Think of this table as a matrix: $\text{From} \times \text{To}$

To complete the model, we need a set of __initial state probabilities__

$$ c_i = P[s_1 = \alpha_i]$$

And, of course:

$$\sum_{i=1}^I c_i = 1$$

In addition to the example values above, let's set:

$$ c_1 = 0.6, c_2 = 0.2, c_3 = 0.2$$

These values can be captured by a matrix $A$ and a vector $C$.

In [None]:
A = np.array( ((.8, .1, .1),(.2, .7, .1),(.1, .3, .6)) )
C = np.array( (.6, .2, .2) )

print('\nA=\n', A)
print('\nC=\n', C)

Example State sequence: 
$$S_1 = (\mathbf{C,C,C,G,G,F,F,C,C})$$

It is easy to find the probability of this sequence occurring.

<font color='red'>__Whiteboard__</font>: Sequence Probability

In [None]:
S1 = np.array((0,0,0,1,1,2,2,0,0))
P1 = fmp.markov_sequence_prob(S1, C, A)

print("Sequence:", S1)
print("Probability of Sequence:", P1)

$P[S_1]$ is very small.

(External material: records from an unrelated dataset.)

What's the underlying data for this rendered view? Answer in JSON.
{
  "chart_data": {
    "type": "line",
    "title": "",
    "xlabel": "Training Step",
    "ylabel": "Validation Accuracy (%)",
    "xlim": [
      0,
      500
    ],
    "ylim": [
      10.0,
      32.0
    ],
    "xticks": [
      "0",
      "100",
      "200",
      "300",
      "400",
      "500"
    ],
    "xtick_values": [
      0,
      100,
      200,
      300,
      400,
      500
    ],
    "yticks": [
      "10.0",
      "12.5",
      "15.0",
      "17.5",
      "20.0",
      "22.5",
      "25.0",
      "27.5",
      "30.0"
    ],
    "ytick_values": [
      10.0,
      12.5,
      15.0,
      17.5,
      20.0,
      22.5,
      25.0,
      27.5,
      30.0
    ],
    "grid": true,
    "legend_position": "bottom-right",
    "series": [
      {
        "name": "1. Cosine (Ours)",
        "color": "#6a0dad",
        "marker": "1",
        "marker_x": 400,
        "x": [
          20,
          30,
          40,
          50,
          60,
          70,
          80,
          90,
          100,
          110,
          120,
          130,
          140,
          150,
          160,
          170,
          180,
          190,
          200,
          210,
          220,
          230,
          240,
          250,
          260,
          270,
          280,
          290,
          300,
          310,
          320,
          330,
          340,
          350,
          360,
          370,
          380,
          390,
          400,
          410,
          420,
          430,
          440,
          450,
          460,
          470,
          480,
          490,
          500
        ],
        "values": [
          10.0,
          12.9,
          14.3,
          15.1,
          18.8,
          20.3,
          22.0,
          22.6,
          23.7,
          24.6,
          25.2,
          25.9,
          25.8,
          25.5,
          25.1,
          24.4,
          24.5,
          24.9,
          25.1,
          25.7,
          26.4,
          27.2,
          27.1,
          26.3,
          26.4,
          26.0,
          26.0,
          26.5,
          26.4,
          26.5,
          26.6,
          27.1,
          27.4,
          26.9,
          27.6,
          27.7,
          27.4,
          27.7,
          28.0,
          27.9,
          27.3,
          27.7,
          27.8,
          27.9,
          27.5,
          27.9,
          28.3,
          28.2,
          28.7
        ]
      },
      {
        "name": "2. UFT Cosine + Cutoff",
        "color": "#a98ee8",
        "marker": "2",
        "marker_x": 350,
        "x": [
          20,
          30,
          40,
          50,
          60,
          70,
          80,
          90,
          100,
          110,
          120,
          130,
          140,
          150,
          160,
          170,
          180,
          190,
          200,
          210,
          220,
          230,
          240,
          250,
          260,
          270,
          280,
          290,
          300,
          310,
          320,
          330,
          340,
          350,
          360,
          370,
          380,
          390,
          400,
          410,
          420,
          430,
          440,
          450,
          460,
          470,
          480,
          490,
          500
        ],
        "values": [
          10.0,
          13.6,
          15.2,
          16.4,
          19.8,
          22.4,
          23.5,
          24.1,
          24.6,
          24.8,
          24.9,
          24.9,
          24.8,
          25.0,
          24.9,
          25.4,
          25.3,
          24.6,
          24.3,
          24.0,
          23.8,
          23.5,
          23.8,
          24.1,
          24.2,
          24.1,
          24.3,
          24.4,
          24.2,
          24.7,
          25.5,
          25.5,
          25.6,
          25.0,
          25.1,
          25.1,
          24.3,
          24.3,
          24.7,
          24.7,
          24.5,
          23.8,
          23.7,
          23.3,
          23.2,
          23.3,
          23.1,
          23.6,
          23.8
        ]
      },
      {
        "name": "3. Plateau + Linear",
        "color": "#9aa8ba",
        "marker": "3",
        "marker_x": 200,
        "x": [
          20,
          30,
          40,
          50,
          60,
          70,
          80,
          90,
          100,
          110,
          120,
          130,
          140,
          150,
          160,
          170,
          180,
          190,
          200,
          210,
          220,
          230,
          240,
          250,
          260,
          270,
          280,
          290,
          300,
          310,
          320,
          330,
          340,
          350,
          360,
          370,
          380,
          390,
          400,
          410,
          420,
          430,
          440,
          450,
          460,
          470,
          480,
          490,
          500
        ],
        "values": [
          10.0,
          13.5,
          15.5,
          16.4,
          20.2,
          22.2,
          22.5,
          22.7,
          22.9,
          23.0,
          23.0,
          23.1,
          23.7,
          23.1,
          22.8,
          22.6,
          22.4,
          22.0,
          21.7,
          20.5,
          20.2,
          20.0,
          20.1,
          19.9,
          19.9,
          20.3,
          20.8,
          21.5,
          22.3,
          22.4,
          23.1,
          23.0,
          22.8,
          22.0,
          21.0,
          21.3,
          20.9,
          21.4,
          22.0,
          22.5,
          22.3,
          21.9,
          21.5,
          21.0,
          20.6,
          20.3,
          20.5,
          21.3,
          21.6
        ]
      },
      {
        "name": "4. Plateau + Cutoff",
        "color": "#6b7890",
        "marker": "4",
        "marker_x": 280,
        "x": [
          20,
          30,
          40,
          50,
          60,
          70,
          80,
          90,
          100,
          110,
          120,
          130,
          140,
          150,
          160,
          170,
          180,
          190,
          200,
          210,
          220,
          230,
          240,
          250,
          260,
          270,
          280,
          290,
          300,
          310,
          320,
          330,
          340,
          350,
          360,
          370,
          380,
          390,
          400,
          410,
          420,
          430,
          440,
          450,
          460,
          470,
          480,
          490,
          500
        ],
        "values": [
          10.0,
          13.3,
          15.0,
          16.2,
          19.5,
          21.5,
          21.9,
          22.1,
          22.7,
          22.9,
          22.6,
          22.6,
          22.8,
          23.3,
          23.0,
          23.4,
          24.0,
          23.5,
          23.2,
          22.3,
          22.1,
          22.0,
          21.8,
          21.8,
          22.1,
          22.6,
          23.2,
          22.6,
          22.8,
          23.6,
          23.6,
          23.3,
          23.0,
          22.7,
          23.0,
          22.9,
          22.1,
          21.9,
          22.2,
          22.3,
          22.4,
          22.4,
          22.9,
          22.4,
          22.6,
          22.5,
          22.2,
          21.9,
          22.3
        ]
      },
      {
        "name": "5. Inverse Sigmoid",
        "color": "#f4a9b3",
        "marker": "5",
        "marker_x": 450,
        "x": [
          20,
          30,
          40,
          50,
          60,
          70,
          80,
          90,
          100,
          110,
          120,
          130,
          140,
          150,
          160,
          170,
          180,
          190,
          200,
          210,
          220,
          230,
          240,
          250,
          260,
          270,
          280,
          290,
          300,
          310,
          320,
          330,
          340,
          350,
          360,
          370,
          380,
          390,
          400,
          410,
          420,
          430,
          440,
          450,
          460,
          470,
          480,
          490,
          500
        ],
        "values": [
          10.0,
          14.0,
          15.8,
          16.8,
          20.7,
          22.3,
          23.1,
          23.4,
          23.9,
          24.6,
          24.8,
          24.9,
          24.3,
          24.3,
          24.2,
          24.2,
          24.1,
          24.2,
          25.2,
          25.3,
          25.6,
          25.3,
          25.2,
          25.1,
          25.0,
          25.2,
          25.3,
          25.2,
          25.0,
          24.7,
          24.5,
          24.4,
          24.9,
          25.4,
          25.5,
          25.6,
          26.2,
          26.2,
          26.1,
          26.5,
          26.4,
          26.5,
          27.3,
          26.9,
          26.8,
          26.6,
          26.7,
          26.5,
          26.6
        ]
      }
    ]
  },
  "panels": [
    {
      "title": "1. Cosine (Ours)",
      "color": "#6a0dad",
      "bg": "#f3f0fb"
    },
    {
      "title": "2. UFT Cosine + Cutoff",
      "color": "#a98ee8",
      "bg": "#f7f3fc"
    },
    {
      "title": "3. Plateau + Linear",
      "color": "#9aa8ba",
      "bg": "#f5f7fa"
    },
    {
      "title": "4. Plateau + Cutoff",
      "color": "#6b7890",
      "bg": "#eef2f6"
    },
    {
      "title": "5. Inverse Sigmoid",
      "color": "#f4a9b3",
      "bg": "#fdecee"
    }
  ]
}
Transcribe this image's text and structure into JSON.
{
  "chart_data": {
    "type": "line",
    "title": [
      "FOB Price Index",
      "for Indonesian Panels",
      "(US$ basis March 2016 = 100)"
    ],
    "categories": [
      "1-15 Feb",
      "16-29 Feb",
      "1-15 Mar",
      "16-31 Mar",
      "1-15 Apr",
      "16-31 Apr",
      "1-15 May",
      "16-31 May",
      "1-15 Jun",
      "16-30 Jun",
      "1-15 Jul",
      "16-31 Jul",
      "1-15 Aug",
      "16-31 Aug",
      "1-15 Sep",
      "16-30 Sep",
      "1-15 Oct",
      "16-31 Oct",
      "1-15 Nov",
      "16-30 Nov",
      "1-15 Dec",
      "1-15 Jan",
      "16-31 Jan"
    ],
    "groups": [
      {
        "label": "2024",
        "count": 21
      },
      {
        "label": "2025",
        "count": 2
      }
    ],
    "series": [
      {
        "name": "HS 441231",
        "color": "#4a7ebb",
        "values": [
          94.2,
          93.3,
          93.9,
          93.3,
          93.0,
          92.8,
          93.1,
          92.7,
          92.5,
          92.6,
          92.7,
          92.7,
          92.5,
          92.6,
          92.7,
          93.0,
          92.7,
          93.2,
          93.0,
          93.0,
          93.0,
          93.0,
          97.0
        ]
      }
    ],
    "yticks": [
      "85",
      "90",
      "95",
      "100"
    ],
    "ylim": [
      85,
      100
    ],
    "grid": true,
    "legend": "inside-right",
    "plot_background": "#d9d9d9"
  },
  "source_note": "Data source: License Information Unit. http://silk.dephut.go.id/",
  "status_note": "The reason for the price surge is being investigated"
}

But this point is to _compare_ the probabilities of _different_ sequences.

For example:
$$S_2 = (\mathbf{F,C,F,C,F,C,F,C,F})$$

In [None]:
S2 = np.array((2,0,2,0,2,0,2,0,2))
P2 = fmp.markov_sequence_prob(S2, C, A)

print("Sequence:", S2)
print("Probability of Sequence: %.10f" % P2)

print("P[S1] / P[S2]:", P1 / P2)

The likelihood of $S_1$ happening is about 65,000 times the likelihood of $S_2$ happening.

### Markov Generator

It is also easy enough to generate a sequence given a Markov Model:
- use a random number generator to generate the initial state.
- use a random number generator to generate the next state given the current state
- repeat

<font color='red'>__Whiteboard__</font>: Sequence Generation

In [None]:
S = fmp.markov_generate(C, A, 17)
print('states:', S)

In [None]:
notes = [([60, 67, 65][n]+c, i*.35, .3) for i,n in enumerate(S) for c in (0,4,7)]
chords_snd = fmp.synthesize_sequence(notes, 22050)
ipd.Audio(chords_snd, rate=22050)

## Hidden Markov Models

<font color='red'>__Whiteboard__</font>: HMMs and observation layer

An additional property is added to the model: the _observation layer_.  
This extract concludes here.